The Machel Montano digital newspaper archive 1983-2018
Kwynn Johnson (The University of the West Indies, St. Augustine)

When we look at a newspaper archive, we see clearly both the person holding the mirror and the reflection in the mirror. Elizabeth and Winston Montano have collected every newspaper clipping which has featured the life and work of the calypso and soca artist, Machel Montano. This archive began in 1983 and continues to the present. There are articles, front-page features, and letters to the Editor etc. from many of Trinidad and Tobago’s newspapers, such as The T&T Express, The T&T Guardian, The Sun, The Evening News, The Sunday Punch, and The T&T Mirror. This collection also includes clippings from regional newspapers such as The Jamaica Gleaner, The Barbados Nation, and extracts from St. Maarten, Guyana and Dominica. Columns from newspapers in London, Germany, Montreal, and New York are also part of this digital archive, as well as magazine features from Billboard, BWIA Beat and Soca News.

Countering Plantation Memories: A Digital Edition of James Grainger’s The Sugar-Cane
Julie Chun Kim (Fordham University), Kimberly Takahata (Columbia University)

An approximately 2500-line poem, James Grainger’s The Sugar-Cane (1764) details the process of sugar production on eighteenth-century Caribbean plantations. Yet it also describes the uses of plants other than sugar, and recent scholarship has identified the possibility of reading the poem for evidence of Afro-Caribbean ecological knowledge, survival, and resistance. This paper will discuss the ongoing project Digital Grainger: An Online Edition of the Sugar-Cane (1764) and its aims of 1) building an accessible, digital edition of Grainger’s poem, 2) highlighting the poem’s references to provision grounds, obeah, and other non-dominant forms of life, and 3) challenging Grainger’s poetic imperialism, which appropriates Afro-Caribbean knowledge as planter knowledge. Particularly, the paper’s authors, both of whom are helping to build Digital Grainger, will examine the possibilities available to a digital, versus print, edition of the poem. Importantly, a digital edition affords the space for the extensive editorial footnotes that are needed to contextualize Grainger’s insufficient acknowledgments of Afro-Caribbean agricultural and botanical expertise. The paper also will discuss the project’s experimentation with different versions of the poem. While Digital Grainger will provide readers with one version of the poem that reproduces it in full, it will surround it with other, excerpted versions that de-center Grainger as the singular authority and focus on themes like Afro-Caribbean medicine, cuisine, and marronage. Short essays will accompany these versions in order to help researchers, teachers, students, and other readers imagine the poem as a site of counter-plantation, versus plantation, memory.

Caribbean Literary Magazines: From Print to Digital Forms
Lizabel Mónica (Princeton University), Katerina Gonzalez Seligmann (Emerson College)

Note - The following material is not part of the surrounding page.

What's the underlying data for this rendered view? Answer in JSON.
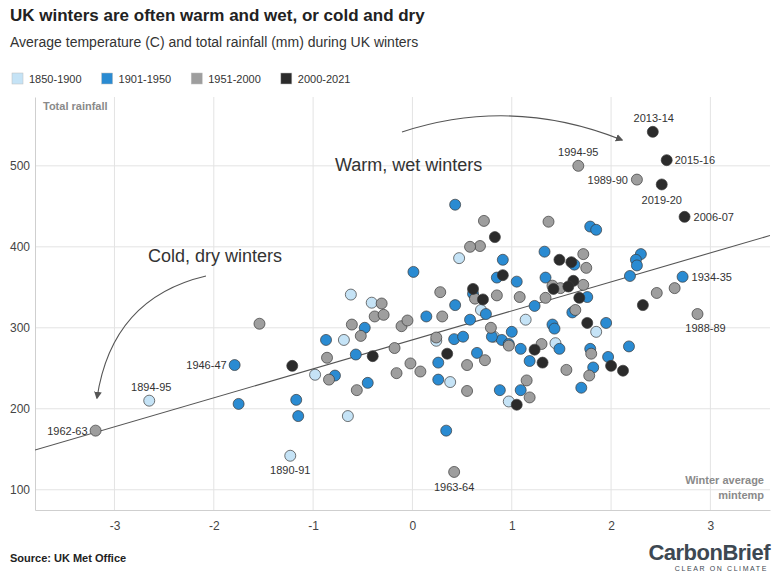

We propose to trace the unfolding of literary magazines in the Caribbean from print to digital forms through the 20th and 21st centuries. Drawing on highly influential magazines from the twentieth century (such as Revista Orígenes, Poesía Sorprendida, Tropiques, Revue Indigène, BIM, Focus) Katerina Gonzalez Seligmann will examine the print literary magazine as a medium that played a foundational role in the establishment, development, and circulation of Caribbean literatures. Lizabel Mónica will examine the arrival of digital literary magazines like La Habana Elegante, Hermano Cerdo, 80 grados, Suburbanos.net, Hypermedia and SX Salon as new channels that altered the dynamics of Caribbean literary production to the point of redefining its literary audience and the literary product itself. We will build our presentation as a dialogue that aims to decipher to what extent there is a continuity between the print and the digital magazine in the shaping of literary fields. In this dialogue, we will address the following questions: How does the literary magazine, as a medium, shape a literary audience? How are print and digital literary magazines networked to other mediums in the service of the literary fields’ development? Is the digital turn transforming literary publishing? Our conversation aims to establish how the media changes remodeled the role of the Caribbean literary magazine.

Archiving the Ephemeral
Agyei Archer (Independent Designer)

Even in their most experimental forms, many typeface designs rely heavily on historical or existing references.

In the Caribbean, we have a long history of sign painting, mostly for public notices of things like events or sales. Because most of the work done is by hand, there is variation in letter proportions (relative to conventional typographic proportions) and elements that work together to make these signs highly effective modes of communication.

Despite the relative uniqueness of the letterforms, simple replicas of Caribbean sign painting would make for very boring typography. I would like to show type design work in progress, that will highlight some of the possibilities of using variable font technology to attempt to go beyond a simple typographic replica, but type that builds on current styles, exploring possibilities for both digital and print, using a combination including of Python, CSS animation and conventional digital type design.

The final objective of the project is to develop a suite of typefaces (or, indeed, a single typeface) that can be used for display use in digital formats. Works in progress will be shown with live examples of implementations for animations and the web.